Nominations Committee - Terms of reference

CONSTITUTION

The Board has established a committee of the Board to be known as the Nominations Committee("the Committee").

MEMBERSHIP

The Committee and its Chairman shall be appointed by the Board from amongst the Non-Executive Directors.

The Committee shall consist of not less than two members. A quorum shall be two members.

In the absence of the Committee Chairman, the remaining members present shall elect one of themselves to chair the meeting.

The Company Secretary or their nominee shall be the Secretary to the Committee.

FREQUENCY OF MEETINGS

Meetings shall be held as and when appropriate but at least once per annum. The Chairman of the Committee may convene additional meeting(s) if deemed necessary.

ATTENDANCE AT MEETINGS

Only members of the Committee have the right to attend Committee Meetings.
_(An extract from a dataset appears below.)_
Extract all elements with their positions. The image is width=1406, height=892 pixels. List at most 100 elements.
However, other individuals may be invited to attend all or part of any meetings as and when appropriate.

AUTHORITY

HM Treasury (the Shareholder) appoints the Chairman of the Board and appoints two Non-Executive Directors in consultation with the Chairman.

The Shareholder must give its consent for the appointment of other members of the Board proposed to be appointed by the Committee and agree the terms on which the Directors are appointed and incentivised.

The Chairman and a senior official nominated by the Chancellor of the Exchequer (the Nominated Official) will discuss and confirm Board composition and succession regularly in the light of performance and the requirements of the Company's strategic and funding plan (the Plan).

The Chairman will discuss with the Nominated Official any impending changes to Board membership.

The Nominated Official will meet with the Chairman of the Committee as necessary to discuss any proposed Board changes before they became subject to the formal appointment/consent procedure.

Subject to the foregoing, the Committee will consider and make recommendations to the Board on the following matters:

  • the identification and recruitment of potential Executive and Non-Executive Directors with a view to ensuring the continued ability of the Company to compete effectively in the marketplace;
  • the structure, size and composition (including skills, knowledge, experience required) of the Board having regard to agreed strategy;
  • the respective numbers of Non-Executive Directors and Executive Directors;
  • the requirement for the members of the Board of Directors to have an appropriate range of skills

The Committee shall review annually the adequacy of time spent by Non-Executive Directors in the performance of their duties to the Company.

The Committee shall be responsible for preparing a description of the role and capabilities required for a particular appointment, in the light of an evaluation of the balance of skills, knowledge and experience of the Board.

The Committee is authorised by the Board to obtain at the Company's expense outside professional advice and to secure the attendance of outsiders with relevant experience and expertise if it considers this necessary.

The Committee may form sub-committees or delegate such powers as it thinks necessary to designated individuals to assist in carrying out the work required by the Committee.

The Committee's responsibilities and authority covers all of the Northern Rock Group of companies and any joint ventures which may be entered into.

REVIEW

The Committee will conduct an annual review of its performance and ensure that it is provided with sufficient resources to undertake its duties, and that sufficient training is provided to members on appointment and on an ongoing basis, and recommend any changes that it considers necessary to the Board for approval.

These terms of reference shall be reviewed by the Committee and, where necessary updated, at least once a year.

REPORTING PROCEDURES

The Committee will report to the meeting of the Board of Directors next following a meeting of the Committee and the Secretary will circulate the minutes of the meeting of the Committee to all members of the Board.

The Chairman of the Committee or another of its members will be available at the Company's Annual General meeting to answer questions on matters falling within the Committee's remit.